I found a great quote recently in Jayakumar Christian’s God of the Empty-Handed. It is from Walter Wink:

“Jesus, in short, abhors both passivity and violence. He articulates…a way by which evil can be opposed without being mirrored, the oppressor resisted without being emulated, and the enemy neutralised without being destroyed.”

Jesus is all about resistance, but it is always nonviolent. The fact we must get deep into our hearts is that Jesus is never about being walked over. Love is never about being trampled on. It is an active walking with Jesus in submission to God. Injustice is to be resisted because it is not of God. But, again, the resistance is always to be nonviolent. If that means having someone strike you on the cheek so be it; we offer them the proverbial other cheek as well (for a proper explanation of what Jesus was actually referring to when he said to turn the other cheek, and how his first century hearers would have understood it, see Steve Chalke’s The Lost Message of Jesus).

Many of us have grown up in churches where to be Christian is to be ‘nice’. But as Dan Allender has said, Jesus said we would be known by our love, not by our manners. Love always seeks the good of the other, and often that means being nice. but if you’re anything like me, your niceness will often be about protecting yourself from possible rejection. It will be more about people-pleasing than loving. Love doesn’t worry about what other people will think. It just goes ahead and does good. That’s why Jesus would let no one, not even Herod, get in the way of his work for the kingdom. He was not going to be sidelined by threats from the powerful.
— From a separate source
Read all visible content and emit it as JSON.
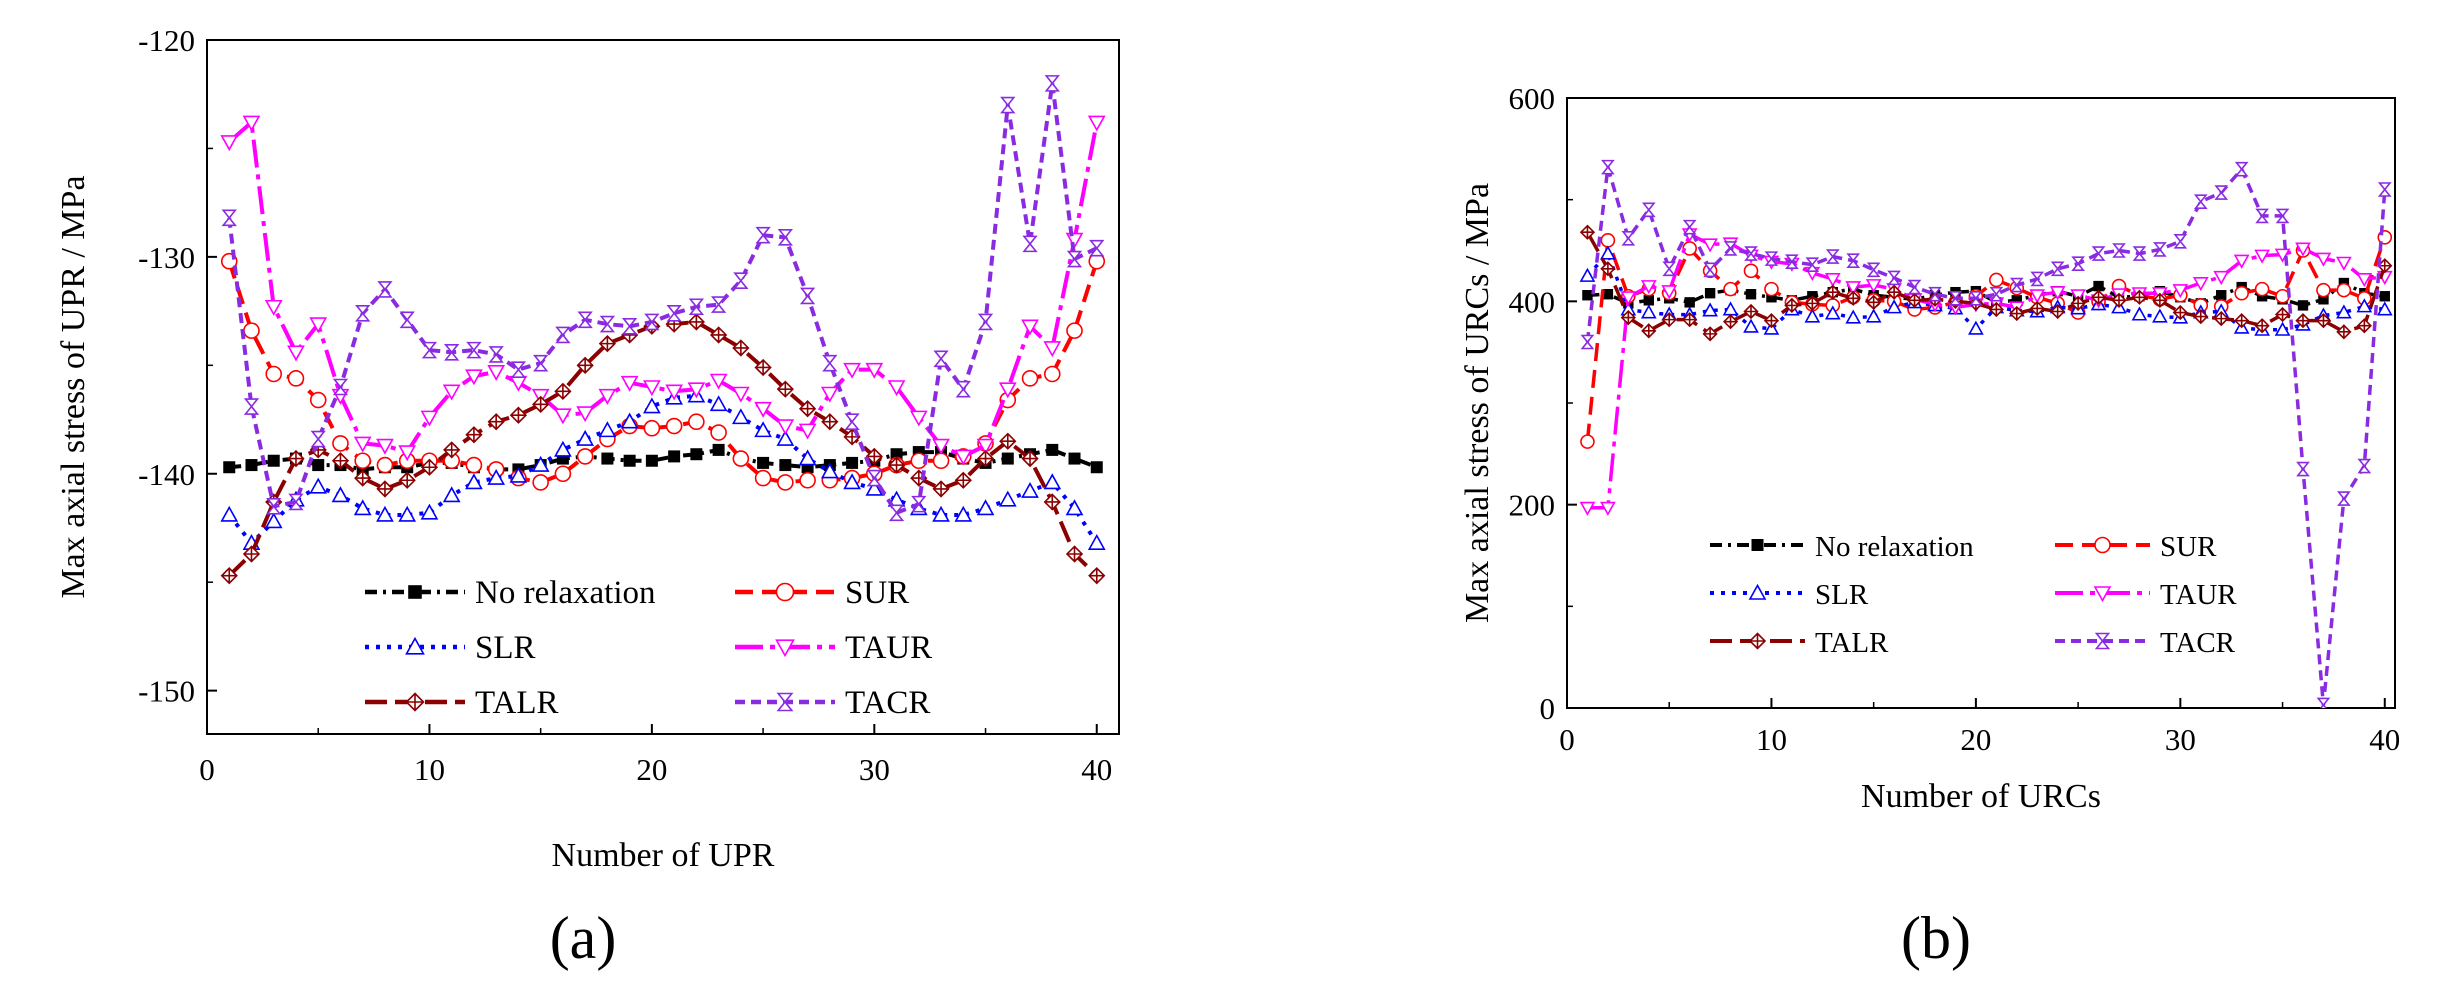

It is not easy living the Christian life. We are constantly in tension with the ways of power and status all around. Sometimes people will see Christ in us and other times they will not. Sometimes we wil come across as the fragrance of life and other times we will come across as the fragrance of death. John Smith said once that a good measure of your walk with Christ is to look at who your enemies are. If your enemies are the powerful and those who exploit, then you will most likely be walking in the way of Jesus. But if your enemies are the poor, the weak, and the people often called ‘nobodies’, you are almost certainly not following the Jesus of the gospels. God give me courage to resist that which is evil and the humility to submit to You.